Hacker Newsnew | past | comments | ask | show | jobs | submitlogin

The l (lowercase L) and the 1 (one) look really similar. Could that be the cause of some confusion? Of course, the function name helps, but most developers have learned not to trust function names to be an accurate description of what the function does, especially in tricky interview questions.

Still, I'd change this to something like:

    def append_five(l=[]):

        l.append(5)

        return l
It tests the same thing (knowledge of how default parameters work), but without the confounding problem of similar-looking characters. Of course, syntax highlighting would help the applicant out.

All of that being said, I still don't doubt that many developers don't know what they should about default parameters.



I'm not a Python expert, but iirc from various blog posts the "l" variable does not get reset between function calls which will cause undesired behavior. So calling the function 3 times without argument would produce a list of size 1,2, and 3 with the third call rather than 3 lists of size 1. Can any Python guru's confirm?


The expression presented in the parameter list is only evaluated once, and that is when the method is defined. The confusion is that people assume the expression is evaluated every time the method is called.


The confusion is that people assume the expression is evaluated every time the method is called.

Because that's how it works in a lot of other languages, such as Ruby and Javascript.


I doubt that's the only reason. I fell for it myself at first without ever seeing a line of Ruby. It initially feels intuitive, and that's why I think most fall for it.


I think it's because the arguments are bound when the function is called. It's just natural that you'd expect the default values to also be bound at the same time.


Yes that is correct. The default value gets created when the function is interpreted ("compiled").


> The default value gets created when the function is interpreted ("compiled").

No. The default value gets "created" (the expression is evaluated and stored) when the def statement is executed. Take the following example:

  In [1]: def foo():
     ...:     def append_five(l=[]):
     ...:         l.append(5)
     ...:         return l
     ...:     return append_five
     ...:

  In [2]: a = foo()

  In [3]: b = foo()

  In [4]: a()
  Out[4]: [5]

  In [5]: b()
  Out[5]: [5]

  In [6]: _4 is _5
  Out[6]: False
We only wrote one function definition, but multiple lists are created. (They are created when the "def append_five" definition executes, during the execution of foo.)

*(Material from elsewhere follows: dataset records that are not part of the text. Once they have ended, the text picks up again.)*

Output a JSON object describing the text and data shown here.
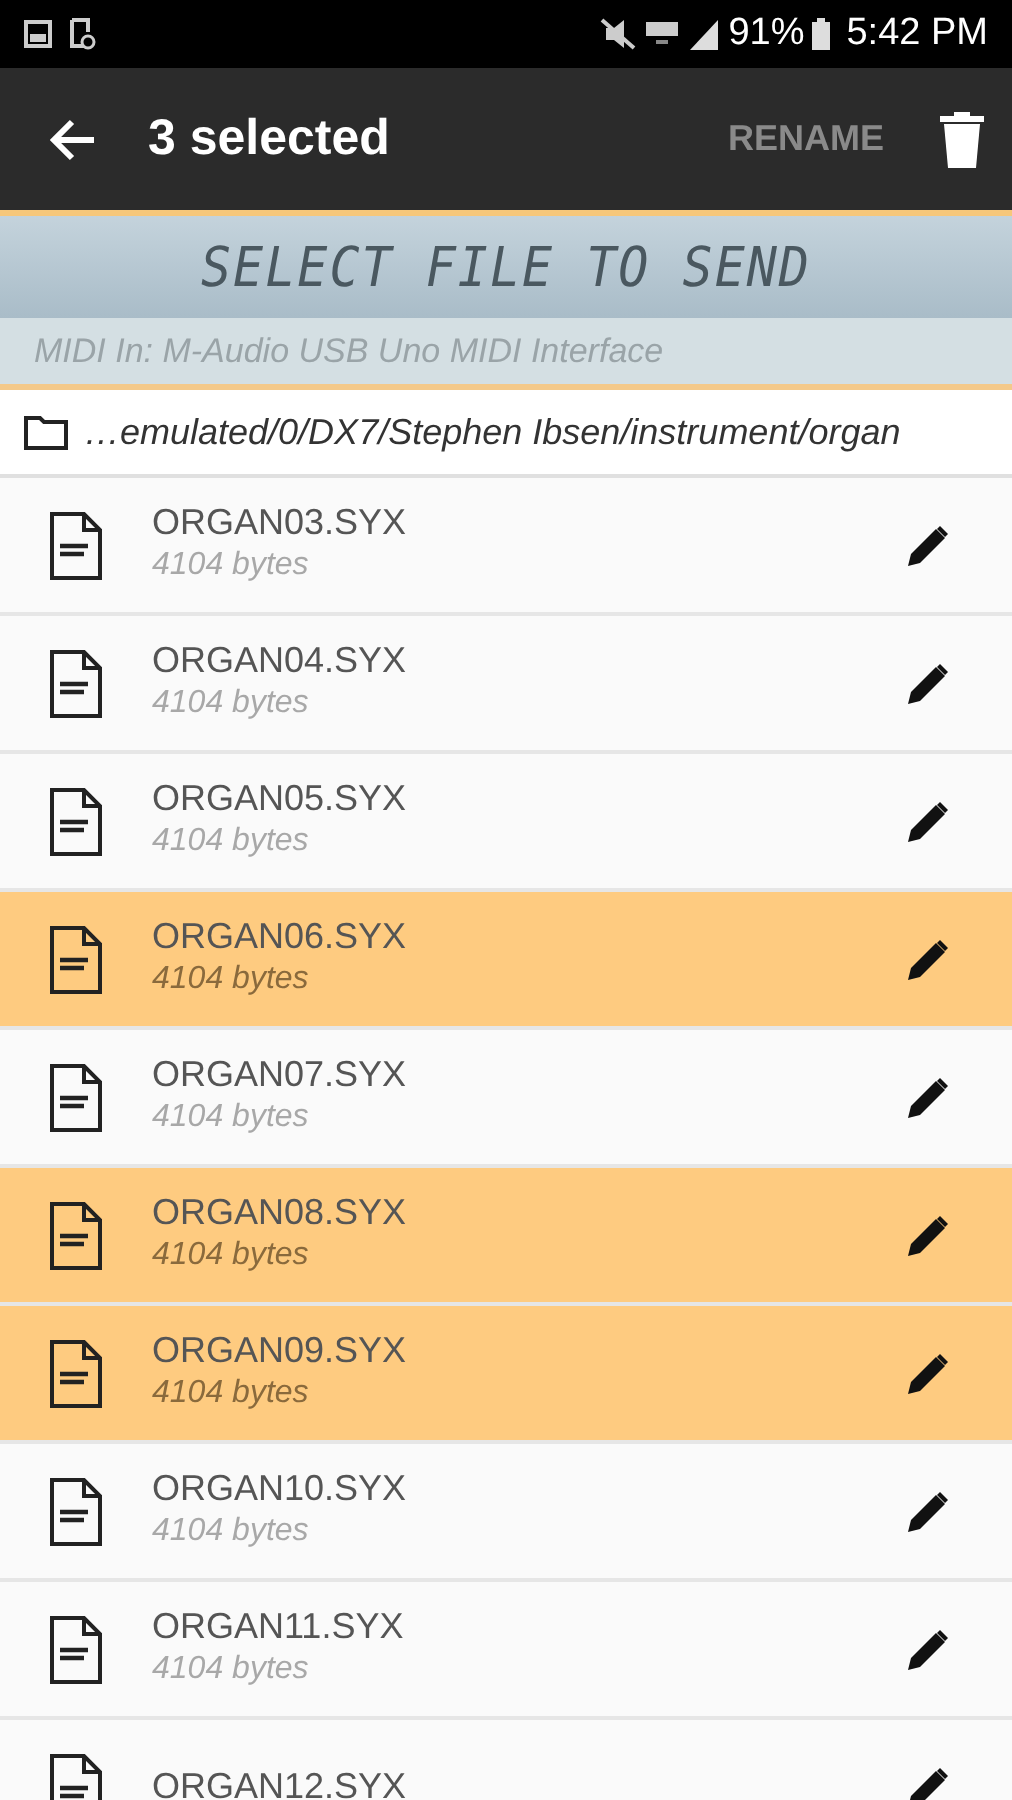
{
  "status_bar": {
    "battery": "91%",
    "time": "5:42 PM"
  },
  "app_bar": {
    "title": "3 selected",
    "action": "RENAME"
  },
  "header": {
    "title": "SELECT FILE TO SEND",
    "midi_in": "MIDI In: M-Audio USB Uno MIDI Interface"
  },
  "path": "…emulated/0/DX7/Stephen Ibsen/instrument/organ",
  "files": [
    {
      "name": "ORGAN03.SYX",
      "size": "4104 bytes",
      "selected": false
    },
    {
      "name": "ORGAN04.SYX",
      "size": "4104 bytes",
      "selected": false
    },
    {
      "name": "ORGAN05.SYX",
      "size": "4104 bytes",
      "selected": false
    },
    {
      "name": "ORGAN06.SYX",
      "size": "4104 bytes",
      "selected": true
    },
    {
      "name": "ORGAN07.SYX",
      "size": "4104 bytes",
      "selected": false
    },
    {
      "name": "ORGAN08.SYX",
      "size": "4104 bytes",
      "selected": true
    },
    {
      "name": "ORGAN09.SYX",
      "size": "4104 bytes",
      "selected": true
    },
    {
      "name": "ORGAN10.SYX",
      "size": "4104 bytes",
      "selected": false
    },
    {
      "name": "ORGAN11.SYX",
      "size": "4104 bytes",
      "selected": false
    },
    {
      "name": "ORGAN12.SYX",
      "selected": false
    }
  ]
}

I thought that was what he meant. Is there any sharp distinction between "interpreting" and "evaluating" in python that I am unaware of? I've always used the words more or less interchangeably. But now that I think about it that might be a little naive since I have no idea how it works under the hood


You could say that interpreting is first parsing and second executing/evaluating. The parser tokenizes and does a small amount of optimization such as ignoring unassigned values.


The parent wrote "compiled", which is certainly more incorrect than either "interpreted" or "evaluated."


The key is object mutability. A list type is mutable and a tuple type is immutable.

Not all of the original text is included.